Brezilya’ya öykünmek!..

Brezilya’ya öykünmek!..

Fotoğraf: Envato

Paylaş

Aslında Brezilya ile Türkiye’nin oyun karakteri birbirine çok benziyor. Brezilya’da da “yıldızlar” ve “hamallar” var, Türkiye’de de. Daha doğrusu Türkiye’nin kadrosunda medyanın da gazıyla kendisini “yıldız” zannedenler var. Ama tabii iki takımın kadrosundaki “yıldızlar” arasında olduğu gibi “hamallar” arasında da büyük bir kalite farkı söz konusu...

Skora bakmayın. Bu özel maçtan çıkarılacak temel sonuç şu: Ne Brezilya, Dünya Kupası’ndaki Almanya bozgunundan ders çıkarmış, ne de Türkiye son dönemdeki kötü gidişini değiştirebileceği yolunda umut veriyor.

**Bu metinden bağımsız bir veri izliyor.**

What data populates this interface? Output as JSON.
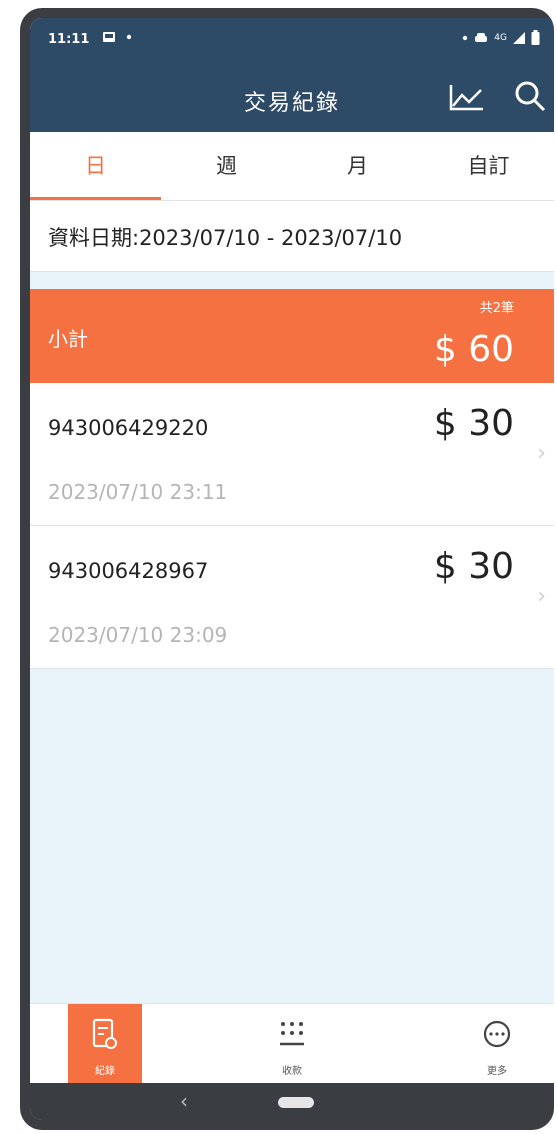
{
  "status_bar": {
    "time": "11:11",
    "network": "4G"
  },
  "app_bar": {
    "title": "交易紀錄"
  },
  "tabs": [
    {
      "label": "日",
      "active": true
    },
    {
      "label": "週",
      "active": false
    },
    {
      "label": "月",
      "active": false
    },
    {
      "label": "自訂",
      "active": false
    }
  ],
  "date_range": {
    "text": "資料日期:2023/07/10 - 2023/07/10"
  },
  "subtotal": {
    "label": "小計",
    "count": "共2筆",
    "amount": "$ 60"
  },
  "records": [
    {
      "id": "943006429220",
      "amount": "$ 30",
      "time": "2023/07/10 23:11"
    },
    {
      "id": "943006428967",
      "amount": "$ 30",
      "time": "2023/07/10 23:09"
    }
  ],
  "bottom_nav": [
    {
      "label": "紀錄",
      "icon": "receipt-icon",
      "active": true
    },
    {
      "label": "收款",
      "icon": "keypad-icon",
      "active": false
    },
    {
      "label": "更多",
      "icon": "more-icon",
      "active": false
    }
  ],
  "colors": {
    "primary": "#2d4a66",
    "accent": "#f57142",
    "background": "#e8f4fa"
  }
}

İki takım da topa sahipken modern futbolun çok uzağında, demode bir anlayış sergiliyor. Ama Brezilya son derece etkili pres uygulayabilen “hamalları” sayesinde, “yıldız” oyuncularının şov esintili “lüks” oyun tarzından kaynaklanan çok sayıdaki top kaybını tolere edebiliyor. Günümüzde futbolun geldiği nokta bu kadar çok top kaybını kaldırmaz. Türkiye gibi zayıf bir rakip karşısında top kayıpları tolere edilebilir ancak, güçlü takımlar karşısında da bu şekilde oynaması durumunda Brezilya yeni hüsranlar yaşayabilir.
Brezilyalı oyuncular, topu kaybettikleri anda uygulamaya başladıkları amansız pres ile topu yeniden kazanmaya çalışıyorlar. Çoğu zaman da bunda başarılı oluyorlar. Bu anlarda ilkel görüntüden sıyrılıp dayanışma ruhuyla mücadele eden modern bir takıma dönüşüyorlar.

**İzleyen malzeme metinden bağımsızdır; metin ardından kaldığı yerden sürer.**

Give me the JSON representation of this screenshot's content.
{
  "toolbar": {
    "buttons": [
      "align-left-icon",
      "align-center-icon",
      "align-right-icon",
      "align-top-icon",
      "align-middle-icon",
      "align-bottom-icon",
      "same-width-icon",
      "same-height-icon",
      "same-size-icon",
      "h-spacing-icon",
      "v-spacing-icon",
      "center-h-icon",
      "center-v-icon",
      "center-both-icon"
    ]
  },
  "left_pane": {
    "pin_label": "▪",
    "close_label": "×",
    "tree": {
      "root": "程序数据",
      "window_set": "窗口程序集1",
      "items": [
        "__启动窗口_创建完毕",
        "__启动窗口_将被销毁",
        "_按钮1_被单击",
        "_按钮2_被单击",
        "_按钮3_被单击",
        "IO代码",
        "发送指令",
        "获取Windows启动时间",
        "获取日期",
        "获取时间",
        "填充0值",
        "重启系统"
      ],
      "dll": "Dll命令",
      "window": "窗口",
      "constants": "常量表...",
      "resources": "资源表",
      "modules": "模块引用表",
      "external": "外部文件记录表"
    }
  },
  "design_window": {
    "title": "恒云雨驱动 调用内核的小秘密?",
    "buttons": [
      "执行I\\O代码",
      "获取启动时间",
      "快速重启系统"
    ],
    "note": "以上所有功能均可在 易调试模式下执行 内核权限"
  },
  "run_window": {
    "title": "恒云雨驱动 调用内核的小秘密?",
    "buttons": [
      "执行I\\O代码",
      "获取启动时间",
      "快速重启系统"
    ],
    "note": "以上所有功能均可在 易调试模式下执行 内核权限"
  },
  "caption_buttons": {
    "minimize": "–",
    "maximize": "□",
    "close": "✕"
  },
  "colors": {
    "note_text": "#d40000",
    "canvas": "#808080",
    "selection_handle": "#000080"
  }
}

İşin “oynama” kısmında ne kadar ilkel görünseler de, “oynatmama” kısmında modern futbolun gereğini hakkıyla yerine getiriyorlar. Türkiye ile aralarındaki en belirgin fark bu. Bizim oyuncularımız gerek taktik anlayış, gerek oyun karakteri, gerekse de fiziksel olarak ne böyle etkili bir pres yapabilecek, ne de böyle etkili bir prese karşı direnç gösterip topu koruyacak kalitede ve kapasitedeler...

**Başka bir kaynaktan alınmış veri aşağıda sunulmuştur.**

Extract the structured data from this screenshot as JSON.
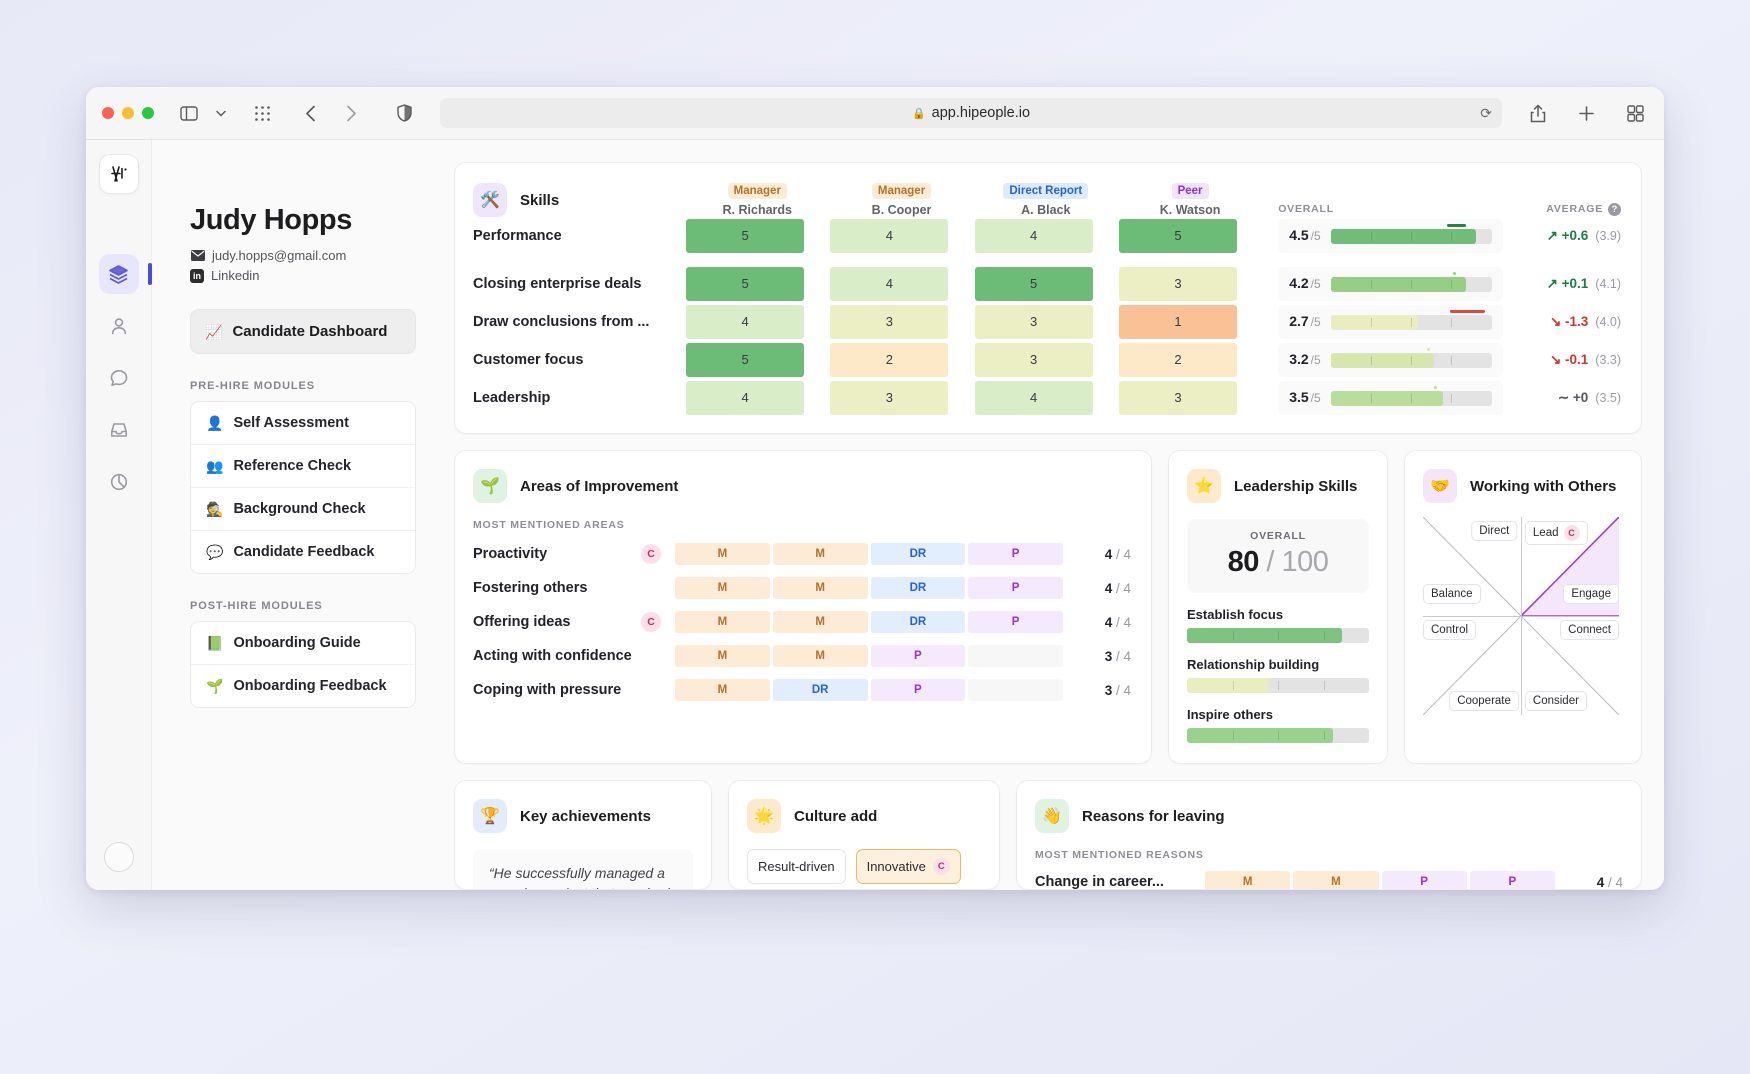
{
  "browser": {
    "url": "app.hipeople.io",
    "lock_icon": "lock-icon",
    "reload_icon": "reload-icon",
    "back_icon": "back-icon",
    "forward_icon": "forward-icon",
    "sidebar_icon": "sidebar-toggle-icon",
    "chevron_icon": "chevron-down-icon",
    "grid_icon": "apps-grid-icon",
    "shield_icon": "privacy-shield-icon",
    "share_icon": "share-icon",
    "newtab_icon": "new-tab-icon",
    "tabs_icon": "tab-overview-icon"
  },
  "rail": {
    "logo": "hipeople-logo",
    "items": [
      {
        "name": "layers-icon",
        "active": true
      },
      {
        "name": "person-icon",
        "active": false
      },
      {
        "name": "chat-bubble-icon",
        "active": false
      },
      {
        "name": "inbox-icon",
        "active": false
      },
      {
        "name": "pie-chart-icon",
        "active": false
      }
    ],
    "avatar": "user-avatar"
  },
  "profile": {
    "name": "Judy Hopps",
    "email": "judy.hopps@gmail.com",
    "linkedin": "Linkedin",
    "linkedin_badge": "in"
  },
  "sidebar": {
    "dashboard": {
      "label": "Candidate Dashboard",
      "emoji": "📈"
    },
    "prehire_title": "PRE-HIRE MODULES",
    "prehire": [
      {
        "label": "Self Assessment",
        "emoji": "👤"
      },
      {
        "label": "Reference Check",
        "emoji": "👥"
      },
      {
        "label": "Background Check",
        "emoji": "🕵️"
      },
      {
        "label": "Candidate Feedback",
        "emoji": "💬"
      }
    ],
    "posthire_title": "POST-HIRE MODULES",
    "posthire": [
      {
        "label": "Onboarding Guide",
        "emoji": "📗"
      },
      {
        "label": "Onboarding Feedback",
        "emoji": "🌱"
      }
    ]
  },
  "skills": {
    "title": "Skills",
    "emoji": "🛠️",
    "overall_header": "OVERALL",
    "average_header": "AVERAGE",
    "help_glyph": "?",
    "raters": [
      {
        "role": "Manager",
        "role_class": "role-manager",
        "name": "R. Richards"
      },
      {
        "role": "Manager",
        "role_class": "role-manager",
        "name": "B. Cooper"
      },
      {
        "role": "Direct Report",
        "role_class": "role-dr",
        "name": "A. Black"
      },
      {
        "role": "Peer",
        "role_class": "role-peer",
        "name": "K. Watson"
      }
    ],
    "rows": [
      {
        "name": "Performance",
        "scores": [
          5,
          4,
          4,
          5
        ],
        "overall": "4.5",
        "den": "/5",
        "pct": 90,
        "fill": "#6fbd78",
        "marker_pct": 78,
        "marker_color": "#2e7d4f",
        "delta": "+0.6",
        "dir": "up",
        "base": "(3.9)"
      },
      {
        "name": "Closing enterprise deals",
        "scores": [
          5,
          4,
          5,
          3
        ],
        "overall": "4.2",
        "den": "/5",
        "pct": 84,
        "fill": "#97ce86",
        "marker_pct": 82,
        "marker_color": "#97ce86",
        "delta": "+0.1",
        "dir": "up",
        "base": "(4.1)"
      },
      {
        "name": "Draw conclusions from ...",
        "scores": [
          4,
          3,
          3,
          1
        ],
        "overall": "2.7",
        "den": "/5",
        "pct": 54,
        "fill": "#eaedc0",
        "marker_pct": 80,
        "marker_color": "#e04a3c",
        "delta": "-1.3",
        "dir": "down",
        "base": "(4.0)"
      },
      {
        "name": "Customer focus",
        "scores": [
          5,
          2,
          3,
          2
        ],
        "overall": "3.2",
        "den": "/5",
        "pct": 64,
        "fill": "#d6e6ac",
        "marker_pct": 66,
        "marker_color": "#d6e6ac",
        "delta": "-0.1",
        "dir": "down",
        "base": "(3.3)"
      },
      {
        "name": "Leadership",
        "scores": [
          4,
          3,
          4,
          3
        ],
        "overall": "3.5",
        "den": "/5",
        "pct": 70,
        "fill": "#b9dd9b",
        "marker_pct": 70,
        "marker_color": "#b9dd9b",
        "delta": "+0",
        "dir": "flat",
        "base": "(3.5)"
      }
    ],
    "cell_colors": {
      "5": "#6cbb77",
      "4": "#d8edc8",
      "3": "#ecefc4",
      "2": "#fde9c7",
      "1": "#f8c296"
    }
  },
  "areas_of_improvement": {
    "title": "Areas of Improvement",
    "emoji": "🌱",
    "subtitle": "MOST MENTIONED AREAS",
    "rows": [
      {
        "name": "Proactivity",
        "candidate": "C",
        "tags": [
          "M",
          "M",
          "DR",
          "P"
        ],
        "count": "4",
        "total": "/ 4"
      },
      {
        "name": "Fostering others",
        "candidate": "",
        "tags": [
          "M",
          "M",
          "DR",
          "P"
        ],
        "count": "4",
        "total": "/ 4"
      },
      {
        "name": "Offering ideas",
        "candidate": "C",
        "tags": [
          "M",
          "M",
          "DR",
          "P"
        ],
        "count": "4",
        "total": "/ 4"
      },
      {
        "name": "Acting with confidence",
        "candidate": "",
        "tags": [
          "M",
          "M",
          "P",
          ""
        ],
        "count": "3",
        "total": "/ 4"
      },
      {
        "name": "Coping with pressure",
        "candidate": "",
        "tags": [
          "M",
          "DR",
          "P",
          ""
        ],
        "count": "3",
        "total": "/ 4"
      }
    ]
  },
  "leadership_skills": {
    "title": "Leadership Skills",
    "emoji": "⭐",
    "overall_label": "OVERALL",
    "score": "80",
    "score_den": "/ 100",
    "bars": [
      {
        "label": "Establish focus",
        "pct": 85,
        "color": "#7cc47f"
      },
      {
        "label": "Relationship building",
        "pct": 45,
        "color": "#eaedc0"
      },
      {
        "label": "Inspire others",
        "pct": 80,
        "color": "#9ad18c"
      }
    ]
  },
  "working_with_others": {
    "title": "Working with Others",
    "emoji": "🤝",
    "labels": [
      {
        "text": "Direct",
        "chip": ""
      },
      {
        "text": "Lead",
        "chip": "C"
      },
      {
        "text": "Balance",
        "chip": ""
      },
      {
        "text": "Engage",
        "chip": ""
      },
      {
        "text": "Control",
        "chip": ""
      },
      {
        "text": "Connect",
        "chip": ""
      },
      {
        "text": "Cooperate",
        "chip": ""
      },
      {
        "text": "Consider",
        "chip": ""
      }
    ],
    "accent": "#9b3fd4"
  },
  "key_achievements": {
    "title": "Key achievements",
    "emoji": "🏆",
    "quote": "“He successfully managed a complex project that required a"
  },
  "culture_add": {
    "title": "Culture add",
    "emoji": "🌟",
    "tags": [
      {
        "text": "Result-driven",
        "chip": "",
        "highlight": false
      },
      {
        "text": "Innovative",
        "chip": "C",
        "highlight": true
      }
    ]
  },
  "reasons_for_leaving": {
    "title": "Reasons for leaving",
    "emoji": "👋",
    "subtitle": "MOST MENTIONED REASONS",
    "rows": [
      {
        "name": "Change in career...",
        "tags": [
          "M",
          "M",
          "P",
          "P"
        ],
        "count": "4",
        "total": "/ 4"
      }
    ]
  }
}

Yani aslında işin sırrı kaptırılan ya da savunmalardan dönen ortadaki topları tekrar takıma kazandırmaktan geçiyor. Brezilya’nın “hamalları” Türkiye karşısında bunu fazla zorlanmadan başardılar ancak daha güçlü takımlar karşısında bu kadar çok top kaybetmek, başlarını ağrıtabilir... Ayrıca Neymar, Oscar ve Willian gibi oyuncuların bireysel oyun tarzlarının, savunma yapmayı bilen takımlar karşısında ne kadar işe yarayacağı da son derece şüpheli...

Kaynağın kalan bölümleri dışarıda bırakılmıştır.